Eine der Gassen in der 1916 eröffneten Flüchtlingsstation südlich des Bezirkskrankenhauses erhielt mit Beschluss des Mistelbacher Gemeinderates vom 4. April 1925 den Namen „Schubertgasse“.1 Der Namensgeber Franz Schubert (*1797, †1828), zweifellos einer der bedeutendsten Komponisten Österreichs, war besonders bei den Musik- und Gesangsvereinen, die sich ab der Mitte des 19. Jahrhundert bildeten und das kulturelle Leben maßgeblich prägten, sehr populär. Diese Tatsache manifestiert sich auch in Schuberts Beinamen „Meister des deutschen Liedes“. Natürlich wurde Schubert auch von den Mitgliedern des 1864 gegründeten Mistelbacher Männergesangsvereins bzw. des 1892 gegründeten Musik- und Gesangsvereins verehrt. Daher verwundert es nicht, dass der Name Schubert nicht nur als Straßenname in Erscheinung trat, sondern sich auch in anderen Formen im Stadtbild präsent ist beziehungsweise war.
„Schuberstüberl“
Einer der prägenden Akteure im Musikleben Mistelbachs an der Wende zum bzw. im ersten Drittel des 20. Jahrhunderts war der ursprünglich aus Langenlois stammende Zuckerbäcker Martin Bollhammer, der über viele Jahre auch dem Musik- und Gesangsverein als Obmann vorstand. Bollhammer war auch Mitglied des Wiener Männergesangsvereins und Vater des nachmaligen Schuldirektors und langjährigen Leiters des Heimatmuseums Fritz Bollhammer sowie des Staatsopernsängers Karl Bollhammer. Schon seit 1909 hatte Martin Bollhammer die Berechtigung in seiner Konditorei auch Heißgetränke zu verabreichen, aber erst Anfang 1926 scheint er seinen an der Adresse Hauptplatz Nr. 17 bestehenden Betrieb um ein Kaffeehaus – das Café Bollhammer – erweitert zu haben.2 Für das Kaffeehaus etablierte sich umgangssprachlich bald der Name „Schubertstüberl“ und in diesem Zusammenhang ist es wohl anzunehmen, dass sich im Lokal des großen Schubert-Verehrers Bollhammer an prominenter Stelle eine Büste oder ein Bild Schuberts befunden haben dürfte.
Feierlichkeiten Schubertjahr 1928 – Gedenkstein – Schubertlinde – (kein) „Schubertpark“
Das Jahr 1928, als sich der 100. Todestag des Meisterkomponisten jährte, ging als Schubertjahr in die Geschichte ein und allerorts und selbstverständlich auch in Mistelbach wurde dem musikalischen Genie gehuldigt.

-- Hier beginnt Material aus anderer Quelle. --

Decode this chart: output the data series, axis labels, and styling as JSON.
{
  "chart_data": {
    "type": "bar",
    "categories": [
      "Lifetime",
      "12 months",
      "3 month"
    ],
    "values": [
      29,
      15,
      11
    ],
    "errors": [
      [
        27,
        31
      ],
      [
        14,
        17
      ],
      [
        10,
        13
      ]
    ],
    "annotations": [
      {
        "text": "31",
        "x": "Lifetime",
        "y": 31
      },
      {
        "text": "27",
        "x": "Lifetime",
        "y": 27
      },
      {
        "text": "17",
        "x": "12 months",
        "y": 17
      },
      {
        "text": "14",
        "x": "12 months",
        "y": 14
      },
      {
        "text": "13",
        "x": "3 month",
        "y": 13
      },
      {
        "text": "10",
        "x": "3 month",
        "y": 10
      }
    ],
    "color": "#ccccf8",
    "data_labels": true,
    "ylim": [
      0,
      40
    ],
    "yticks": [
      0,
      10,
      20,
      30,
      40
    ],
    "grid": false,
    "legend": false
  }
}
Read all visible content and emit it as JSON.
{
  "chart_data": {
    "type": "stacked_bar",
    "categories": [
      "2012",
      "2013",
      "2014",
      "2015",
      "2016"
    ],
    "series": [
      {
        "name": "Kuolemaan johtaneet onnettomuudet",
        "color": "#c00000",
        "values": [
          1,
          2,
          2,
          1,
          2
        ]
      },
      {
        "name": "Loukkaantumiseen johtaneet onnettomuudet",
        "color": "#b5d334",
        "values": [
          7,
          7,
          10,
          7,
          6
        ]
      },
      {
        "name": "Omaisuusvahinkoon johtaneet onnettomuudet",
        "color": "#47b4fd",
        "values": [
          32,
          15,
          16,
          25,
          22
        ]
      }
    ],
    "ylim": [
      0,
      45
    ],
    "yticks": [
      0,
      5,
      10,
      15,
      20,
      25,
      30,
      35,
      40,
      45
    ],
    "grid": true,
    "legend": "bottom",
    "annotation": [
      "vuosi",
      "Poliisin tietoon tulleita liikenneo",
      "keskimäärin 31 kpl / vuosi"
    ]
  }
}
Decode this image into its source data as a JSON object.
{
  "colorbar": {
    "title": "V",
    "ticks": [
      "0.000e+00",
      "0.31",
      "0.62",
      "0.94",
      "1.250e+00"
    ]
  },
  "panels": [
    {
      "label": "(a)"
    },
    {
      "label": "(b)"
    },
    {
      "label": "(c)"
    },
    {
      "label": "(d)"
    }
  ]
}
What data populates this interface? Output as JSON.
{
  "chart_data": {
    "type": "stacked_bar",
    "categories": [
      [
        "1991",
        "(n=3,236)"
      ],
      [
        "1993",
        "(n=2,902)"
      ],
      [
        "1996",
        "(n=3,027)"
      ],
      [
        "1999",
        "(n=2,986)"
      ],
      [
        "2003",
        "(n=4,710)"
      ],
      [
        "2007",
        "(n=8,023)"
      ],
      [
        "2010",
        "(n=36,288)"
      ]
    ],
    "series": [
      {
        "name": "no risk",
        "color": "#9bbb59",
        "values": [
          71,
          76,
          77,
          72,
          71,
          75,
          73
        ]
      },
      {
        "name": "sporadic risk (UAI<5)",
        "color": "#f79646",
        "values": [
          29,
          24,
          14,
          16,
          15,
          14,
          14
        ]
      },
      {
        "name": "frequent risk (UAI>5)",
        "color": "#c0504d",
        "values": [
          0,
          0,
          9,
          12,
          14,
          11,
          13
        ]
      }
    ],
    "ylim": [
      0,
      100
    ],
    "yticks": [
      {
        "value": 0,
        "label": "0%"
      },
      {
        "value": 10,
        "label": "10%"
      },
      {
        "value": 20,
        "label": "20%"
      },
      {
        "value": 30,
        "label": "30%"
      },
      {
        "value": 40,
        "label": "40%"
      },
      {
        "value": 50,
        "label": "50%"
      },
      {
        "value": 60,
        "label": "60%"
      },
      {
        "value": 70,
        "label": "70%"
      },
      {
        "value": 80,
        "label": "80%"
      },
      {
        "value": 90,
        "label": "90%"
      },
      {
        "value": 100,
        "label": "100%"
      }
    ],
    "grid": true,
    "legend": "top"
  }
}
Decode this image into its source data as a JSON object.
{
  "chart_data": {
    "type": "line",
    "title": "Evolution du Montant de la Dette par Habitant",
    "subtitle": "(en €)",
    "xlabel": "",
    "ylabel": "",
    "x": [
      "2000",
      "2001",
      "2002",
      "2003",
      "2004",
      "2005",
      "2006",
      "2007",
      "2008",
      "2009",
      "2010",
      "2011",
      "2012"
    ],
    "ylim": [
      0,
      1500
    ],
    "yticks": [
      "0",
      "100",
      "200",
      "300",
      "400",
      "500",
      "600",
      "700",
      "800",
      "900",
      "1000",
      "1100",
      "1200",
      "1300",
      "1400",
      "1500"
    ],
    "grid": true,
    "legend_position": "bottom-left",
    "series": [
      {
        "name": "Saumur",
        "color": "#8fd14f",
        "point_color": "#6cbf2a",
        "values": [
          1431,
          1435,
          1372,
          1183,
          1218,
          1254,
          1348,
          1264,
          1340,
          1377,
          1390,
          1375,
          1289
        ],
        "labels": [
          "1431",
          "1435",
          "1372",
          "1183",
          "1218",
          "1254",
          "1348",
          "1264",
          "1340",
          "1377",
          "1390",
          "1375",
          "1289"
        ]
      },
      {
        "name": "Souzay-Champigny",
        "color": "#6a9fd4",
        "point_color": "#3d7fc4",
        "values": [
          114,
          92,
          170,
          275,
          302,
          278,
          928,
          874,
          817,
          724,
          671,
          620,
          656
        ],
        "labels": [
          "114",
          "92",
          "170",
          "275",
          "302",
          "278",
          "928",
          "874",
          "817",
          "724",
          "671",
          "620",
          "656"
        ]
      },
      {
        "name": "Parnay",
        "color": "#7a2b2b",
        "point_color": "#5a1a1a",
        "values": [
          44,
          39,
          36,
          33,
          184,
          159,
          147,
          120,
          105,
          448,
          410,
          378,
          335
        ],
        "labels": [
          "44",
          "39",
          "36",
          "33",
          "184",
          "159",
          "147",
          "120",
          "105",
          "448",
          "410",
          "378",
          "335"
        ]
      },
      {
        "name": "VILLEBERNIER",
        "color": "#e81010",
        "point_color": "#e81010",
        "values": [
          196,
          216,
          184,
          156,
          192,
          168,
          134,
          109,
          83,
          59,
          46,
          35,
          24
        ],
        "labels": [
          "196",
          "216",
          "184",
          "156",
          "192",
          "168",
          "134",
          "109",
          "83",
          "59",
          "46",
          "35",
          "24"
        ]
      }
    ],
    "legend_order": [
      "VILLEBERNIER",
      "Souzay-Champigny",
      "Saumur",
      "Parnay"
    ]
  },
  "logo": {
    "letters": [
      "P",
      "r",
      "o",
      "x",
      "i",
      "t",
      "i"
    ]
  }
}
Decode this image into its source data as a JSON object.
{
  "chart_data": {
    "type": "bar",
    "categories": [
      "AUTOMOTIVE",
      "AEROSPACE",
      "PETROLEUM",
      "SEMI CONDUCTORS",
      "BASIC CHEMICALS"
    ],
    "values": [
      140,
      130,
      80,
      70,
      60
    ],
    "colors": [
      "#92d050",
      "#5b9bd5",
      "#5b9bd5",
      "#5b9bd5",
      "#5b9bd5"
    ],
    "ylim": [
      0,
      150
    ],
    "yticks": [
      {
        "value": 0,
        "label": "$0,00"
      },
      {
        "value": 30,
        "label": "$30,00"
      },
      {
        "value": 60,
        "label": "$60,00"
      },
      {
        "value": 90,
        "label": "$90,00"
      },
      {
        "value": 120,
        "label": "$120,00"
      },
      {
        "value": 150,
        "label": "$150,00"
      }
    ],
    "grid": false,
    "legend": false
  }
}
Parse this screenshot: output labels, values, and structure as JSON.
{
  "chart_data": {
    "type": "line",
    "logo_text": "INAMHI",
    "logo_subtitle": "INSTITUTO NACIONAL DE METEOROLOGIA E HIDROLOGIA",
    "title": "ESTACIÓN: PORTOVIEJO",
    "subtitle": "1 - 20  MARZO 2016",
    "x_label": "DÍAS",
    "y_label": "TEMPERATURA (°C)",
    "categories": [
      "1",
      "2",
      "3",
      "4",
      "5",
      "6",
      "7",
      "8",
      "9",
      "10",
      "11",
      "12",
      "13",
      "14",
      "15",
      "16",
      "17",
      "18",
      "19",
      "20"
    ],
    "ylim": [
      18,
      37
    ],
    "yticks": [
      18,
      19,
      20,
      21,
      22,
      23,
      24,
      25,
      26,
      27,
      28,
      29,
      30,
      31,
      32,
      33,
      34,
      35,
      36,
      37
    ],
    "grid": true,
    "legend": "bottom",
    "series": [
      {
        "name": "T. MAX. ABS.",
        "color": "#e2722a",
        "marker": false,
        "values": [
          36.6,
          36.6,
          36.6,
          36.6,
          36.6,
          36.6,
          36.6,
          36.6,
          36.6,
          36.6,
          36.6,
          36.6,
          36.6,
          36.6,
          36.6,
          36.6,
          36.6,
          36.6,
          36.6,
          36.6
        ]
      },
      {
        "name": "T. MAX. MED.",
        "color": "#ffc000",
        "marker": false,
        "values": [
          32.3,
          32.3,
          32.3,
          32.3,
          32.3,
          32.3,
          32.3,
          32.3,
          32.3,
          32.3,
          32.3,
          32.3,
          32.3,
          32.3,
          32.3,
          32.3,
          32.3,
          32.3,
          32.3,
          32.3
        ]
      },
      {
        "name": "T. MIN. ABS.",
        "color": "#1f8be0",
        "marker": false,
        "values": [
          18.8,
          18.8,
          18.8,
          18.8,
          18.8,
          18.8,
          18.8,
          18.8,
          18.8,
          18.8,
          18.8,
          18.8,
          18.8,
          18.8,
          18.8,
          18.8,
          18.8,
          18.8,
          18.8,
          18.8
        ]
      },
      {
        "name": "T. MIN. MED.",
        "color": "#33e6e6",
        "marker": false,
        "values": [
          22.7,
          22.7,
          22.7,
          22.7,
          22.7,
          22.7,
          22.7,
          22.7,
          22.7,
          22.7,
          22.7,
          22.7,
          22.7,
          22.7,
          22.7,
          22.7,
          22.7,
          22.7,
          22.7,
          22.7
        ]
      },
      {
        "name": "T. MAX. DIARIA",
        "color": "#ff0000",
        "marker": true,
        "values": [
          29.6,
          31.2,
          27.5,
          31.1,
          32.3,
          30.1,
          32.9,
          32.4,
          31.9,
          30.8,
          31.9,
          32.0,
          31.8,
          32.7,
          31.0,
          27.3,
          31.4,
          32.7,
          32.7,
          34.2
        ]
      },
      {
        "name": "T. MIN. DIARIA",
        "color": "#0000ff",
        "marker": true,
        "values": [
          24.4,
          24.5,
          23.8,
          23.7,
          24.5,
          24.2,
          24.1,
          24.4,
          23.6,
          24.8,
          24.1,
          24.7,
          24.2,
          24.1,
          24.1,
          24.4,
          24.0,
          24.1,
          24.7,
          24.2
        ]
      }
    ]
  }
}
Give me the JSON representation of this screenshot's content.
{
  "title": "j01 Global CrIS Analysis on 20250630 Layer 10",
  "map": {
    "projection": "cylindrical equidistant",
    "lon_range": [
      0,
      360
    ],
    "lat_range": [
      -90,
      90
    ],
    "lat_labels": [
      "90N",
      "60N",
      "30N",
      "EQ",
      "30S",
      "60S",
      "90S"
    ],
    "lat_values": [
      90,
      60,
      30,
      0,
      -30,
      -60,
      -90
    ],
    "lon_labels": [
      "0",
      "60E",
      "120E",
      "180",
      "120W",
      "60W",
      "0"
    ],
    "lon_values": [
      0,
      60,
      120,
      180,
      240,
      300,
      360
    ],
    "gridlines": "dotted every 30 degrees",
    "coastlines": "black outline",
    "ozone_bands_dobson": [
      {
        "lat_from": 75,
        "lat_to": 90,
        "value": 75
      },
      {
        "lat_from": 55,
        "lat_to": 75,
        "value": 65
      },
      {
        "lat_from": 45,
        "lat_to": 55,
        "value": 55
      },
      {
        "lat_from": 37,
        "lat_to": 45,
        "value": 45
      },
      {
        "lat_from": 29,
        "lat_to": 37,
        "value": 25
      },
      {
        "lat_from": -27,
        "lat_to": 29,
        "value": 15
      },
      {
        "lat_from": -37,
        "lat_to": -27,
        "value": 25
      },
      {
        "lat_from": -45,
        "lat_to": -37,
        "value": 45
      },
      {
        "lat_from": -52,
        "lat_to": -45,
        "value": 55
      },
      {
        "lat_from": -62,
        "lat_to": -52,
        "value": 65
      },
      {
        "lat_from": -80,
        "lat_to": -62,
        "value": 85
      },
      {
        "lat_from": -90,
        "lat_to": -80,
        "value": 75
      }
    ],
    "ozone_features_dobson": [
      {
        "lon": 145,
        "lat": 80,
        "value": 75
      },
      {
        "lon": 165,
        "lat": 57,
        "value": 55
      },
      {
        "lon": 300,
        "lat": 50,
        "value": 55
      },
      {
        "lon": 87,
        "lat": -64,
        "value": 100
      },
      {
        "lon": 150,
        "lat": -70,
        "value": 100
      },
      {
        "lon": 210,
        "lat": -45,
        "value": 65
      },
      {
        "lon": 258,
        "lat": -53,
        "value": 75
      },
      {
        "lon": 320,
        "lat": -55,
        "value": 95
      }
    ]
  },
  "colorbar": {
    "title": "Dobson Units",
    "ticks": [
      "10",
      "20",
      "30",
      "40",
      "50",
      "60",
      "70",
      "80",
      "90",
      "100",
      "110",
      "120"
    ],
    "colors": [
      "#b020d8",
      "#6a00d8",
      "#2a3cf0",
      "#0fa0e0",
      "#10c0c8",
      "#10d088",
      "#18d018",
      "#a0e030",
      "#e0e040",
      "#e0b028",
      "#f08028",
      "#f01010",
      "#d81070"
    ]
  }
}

Der Reigen der Feierlichkeiten begann am 19. November 1928 als die Knaben- und die Mädchenschule im Saal des Gasthauses Putz-Filippinetti eine gemeinsame Schubert-Gedächtnisfeier abhielten, bei der die Schüler und Schülerinnen Werke Schuberts zum Vortrag brachten. Am 25. November fanden schließlich die vom Musik- und Gesangsverein Mistelbach veranstalteten Feierlichkeiten zu Ehren Schuberts statt und selbige begannen bereits vormittags mit einem Konzert auf dem Hauptplatz. Im Anschluss daran marschierte ein Festzug in Richtung Landesbahnpark (=Liechtensteinpark), wo unter zahlreicher Teilnahme der Bevölkerung und der Honoratioren der Stadt eine Schubertlinde gepflanzt und ein Gedenkstein enthüllt wurde. Wenig überraschend gelangte im Zuge Feierlichkeiten auch Schuberts bekanntestes Volkslied „Am Brunnen vor dem Tore“ – dessen ursprünglicher Titel „Der Lindenbaum“ lautete – zum Vortrag.3 Früher war es üblich zur bleibenden Erinnerung an bedeutende Ereignisse einen Baum zu pflanzen und der Lindenbaum war für diese Zwecke besonders beliebt. Zeugnis davon geben anlässlich von Thron- bzw. Geburtstagsjubiläen der Herrscher gepflanzte „Kaiserlinden“ (siehe hierzu auch den Beitrag Kaiser Franz Joseph I. und Mistelbach) und insbesondere auch bezugnehmend auf das bereits erwähnte Lied wurden zu Schubert-Jubiläen ebenfalls häufig Lindenbäume gepflanzt.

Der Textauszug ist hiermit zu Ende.